Do Your Homework: Musings From a Very Long Phone Call with John Maus

Take a second and do a thing: Turn up Ready For You by HAIM. Done? Cool, now try Elevate by St. Lucia*. Last one: The Less I Know The Better by Tame Impala.

If you actually took the 10 minutes or so to listen through those (I know you didn’t. You should.) you’ll hear a common thread: the 80s. Specifically, some serious synth action. And if you pay attention when you’re just listening to the radio or whatever, you’ll hear a synth element in an absurd portion of the pop songs produced in the last few years. Perhaps to state the obvious, the 80s are now current.

If you’ve been wondering *why* the 80s are back (or if you just started wondering in the last paragraph), I’ve got a quick answer for you: John Maus.

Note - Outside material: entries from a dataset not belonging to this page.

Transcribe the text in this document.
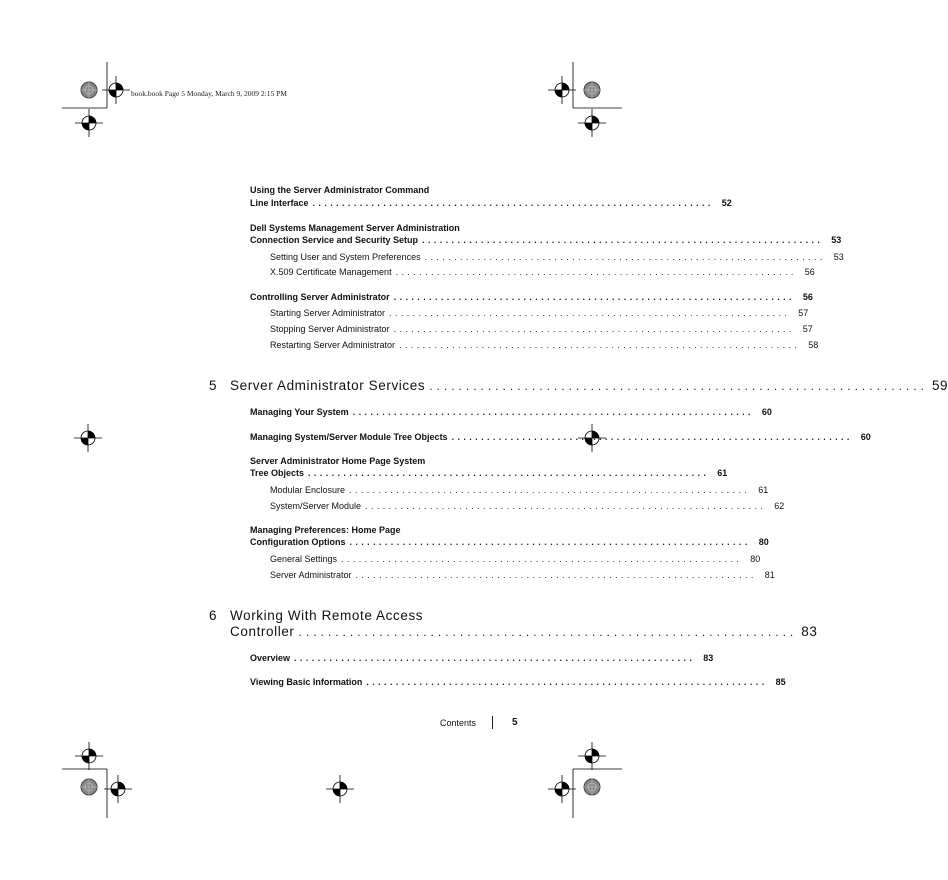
book.book Page 5 Monday, March 9, 2009 2:15 PM
Using the Server Administrator Command
Line Interface .................................................................... 52
Dell Systems Management Server Administration
Connection Service and Security Setup .................................................................... 53
Setting User and System Preferences .................................................................... 53
X.509 Certificate Management .................................................................... 56
Controlling Server Administrator .................................................................... 56
Starting Server Administrator .................................................................... 57
Stopping Server Administrator .................................................................... 57
Restarting Server Administrator .................................................................... 58
5 Server Administrator Services .................................................................... 59
Managing Your System .................................................................... 60
Managing System/Server Module Tree Objects .................................................................... 60
Server Administrator Home Page System
Tree Objects .................................................................... 61
Modular Enclosure .................................................................... 61
System/Server Module .................................................................... 62
Managing Preferences: Home Page
Configuration Options .................................................................... 80
General Settings .................................................................... 80
Server Administrator .................................................................... 81
6 Working With Remote Access
Controller .................................................................... 83
Overview .................................................................... 83
Viewing Basic Information .................................................................... 85
Contents	5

Maus is commonly referred to as an electro-pop god. In his late 30s and from Minnesota, he’s a philosophy PhD, and it’s safe to say he’s intellectualized himself into his current musical position. John is into some heady shit: he loves Medieval and Renaissance music, and his basis for thinking about anything--and notably music-- is philosophy. At the beginning of his career he was making some weird, sparse stuff, and then he met Ariel Pink, the first signee to Animal Collective’s record label, and realized that in order to make a cultural impact as a musician these days you have to speak in popular language, so he started creating pop music that’s way heavy on 80s synths (he insists they’re not 80s-related but we’ll get to that later).

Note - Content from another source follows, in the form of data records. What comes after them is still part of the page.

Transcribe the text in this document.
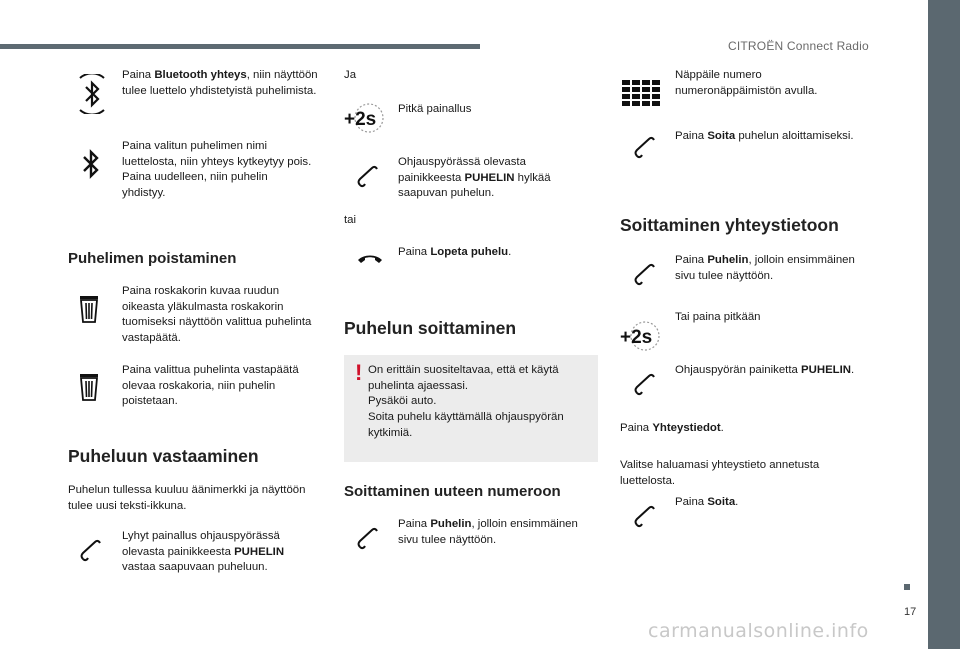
CITROËN Connect Radio
17
carmanualsonline.info
Paina Bluetooth yhteys, niin näyttöön tulee luettelo yhdistetyistä puhelimista.
Paina valitun puhelimen nimi luettelosta, niin yhteys kytkeytyy pois.
Paina uudelleen, niin puhelin yhdistyy.
Puhelimen poistaminen
Paina roskakorin kuvaa ruudun oikeasta yläkulmasta roskakorin tuomiseksi näyttöön valittua puhelinta vastapäätä.
Paina valittua puhelinta vastapäätä olevaa roskakoria, niin puhelin poistetaan.
Puheluun vastaaminen
Puhelun tullessa kuuluu äänimerkki ja näyttöön tulee uusi teksti-ikkuna.
Lyhyt painallus ohjauspyörässä olevasta painikkeesta PUHELIN vastaa saapuvaan puheluun.
Ja
+2s Pitkä painallus
Ohjauspyörässä olevasta painikkeesta PUHELIN hylkää saapuvan puhelun.
tai
Paina Lopeta puhelu.
Puhelun soittaminen
! On erittäin suositeltavaa, että et käytä puhelinta ajaessasi.
Pysäköi auto.
Soita puhelu käyttämällä ohjauspyörän kytkimiä.
Soittaminen uuteen numeroon
Paina Puhelin, jolloin ensimmäinen sivu tulee näyttöön.
Näppäile numero numeronäppäimistön avulla.
Paina Soita puhelun aloittamiseksi.
Soittaminen yhteystietoon
Paina Puhelin, jolloin ensimmäinen sivu tulee näyttöön.
+2s
Tai paina pitkään
Ohjauspyörän painiketta PUHELIN.
Paina Yhteystiedot.
Valitse haluamasi yhteystieto annetusta luettelosta.
Paina Soita.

Maus’s 2011 album, We Must Become the Pitiless Censors of Ourselves, made him into kind of a cult figure, precisely because of those synths; they were the foundation for all the 80s-throwback stuff you’re hearing all over the place now. He did one more small release in 2012 and then went dark-- the music world hasn’t heard anything from him since, until now.

…………………………………………………………….

While John wasn’t making music, everyone else was; since 2012 we’ve seen the ballooning careers of fellow synth-users like BØRNS, Chromeo, Bleachers, Future Islands, Soulwax, Little Dragon… Actually, during his quiet years, John was instead getting his PhD, theorizing his way into why movements like this take off. He shared his doctoral thesis with me to explain a theory of his**: whatever kind of music a society is making at a given time, it’s inextricably linked to the preoccupations of that society in that time.

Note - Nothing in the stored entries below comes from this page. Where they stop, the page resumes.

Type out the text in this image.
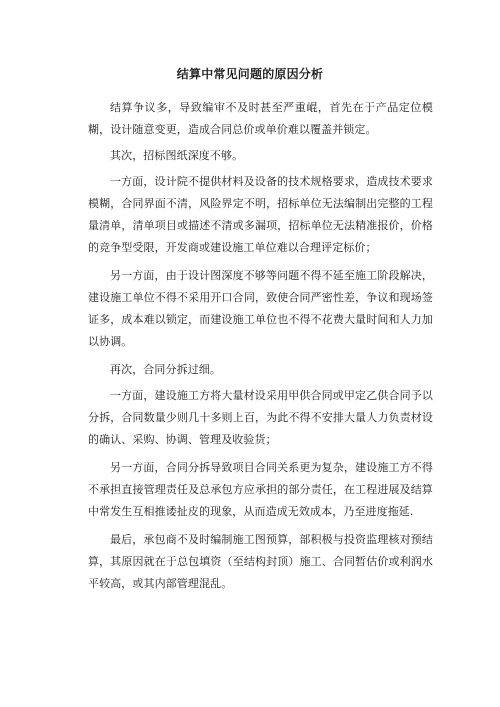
结算中常见问题的原因分析

结算争议多，导致编审不及时甚至严重崐，首先在于产品定位模糊，设计随意变更，造成合同总价或单价难以覆盖并锁定。

其次，招标图纸深度不够。

一方面，设计院不提供材料及设备的技术规格要求，造成技术要求模糊，合同界面不清，风险界定不明，招标单位无法编制出完整的工程量清单，清单项目或描述不清或多漏项，招标单位无法精准报价，价格的竞争型受限，开发商或建设施工单位难以合理评定标价；

另一方面，由于设计图深度不够等问题不得不延至施工阶段解决，建设施工单位不得不采用开口合同，致使合同严密性差，争议和现场签证多，成本难以锁定，而建设施工单位也不得不花费大量时间和人力加以协调。

再次，合同分拆过细。

一方面，建设施工方将大量材设采用甲供合同或甲定乙供合同予以分拆，合同数量少则几十多则上百，为此不得不安排大量人力负责材设的确认、采购、协调、管理及收验货；

另一方面，合同分拆导致项目合同关系更为复杂，建设施工方不得不承担直接管理责任及总承包方应承担的部分责任，在工程进展及结算中常发生互相推诿扯皮的现象，从而造成无效成本，乃至进度拖延.

最后，承包商不及时编制施工图预算，部积极与投资监理核对预结算，其原因就在于总包填资（至结构封顶）施工、合同暂估价或利润水平较高，或其内部管理混乱。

As an example***, Beethoven’s music totally embodied the ruling class of the day, and the degree to which everyone in that class identified with those sounds meant that a ton of composers then went on to make music that was very similar. By the same logic, something about (hipster-pop-listening) society right now really resonates in the sound of a synth. John put his finger on that truth in the early 2000s, and now virtually every pop musician after him has gone on to incorporate that sound into their music. While John resists the idea that a synth *must* evoke the 80s (it’s still an instrument now, so whatever we do with it is contemporary, right?) it’s impossible to avoid acknowledging the sonic parallel, and the fact of its popularity.

Regardless of whether synths belong to an era, it’s useful to investigate where sonic movements originate, and also to explore: why is a bygone decade back on our minds? Or, why are we now attracted to the same sounds as we were then?

He may not answer these questions for you directly, but you can catch John Maus on his grand return tour this month; it’s his first in six years, with one stop at the MoMA PS1 Warmup this Saturday. Do your homework, kick around some time ideas, and keep your mind open to revelations as you listen.

Lastly, it’s only fair to leave you with the philosophy reading list that John left me: Theodor W. Adorno, Hegel, Walter Benjamin, Ernst Bloch.

Happy studying,
Margot

 

*When I asked my friend Samantha to proofread, her first response to this was, “Omg, elevate is like the song of Brooklyn summer for me. My roommate remixed the song for St. Lucia and played it for hours every day for weekssss.” We’ll take this as proof of the point to come.

**There are many more than one.

***In his thesis, Maus quotes a philosopher named Theodor Adorno. It’s a little TL;DR, but here you go:

"If [Beethoven] is the musical prototype of the revolutionary bourgeoisie," writes Adorno, "he is at the same time the prototype of a music that has escaped from its social tutelage and is aesthetically fully autonomous, a servant no longer: His work explores the schema of a complaisant adequacy of music and society. In it, for all its idealism in tone' and posture, the essence of society, for which he speaks as the vicar of the total subject, becomes the essence·of music itself."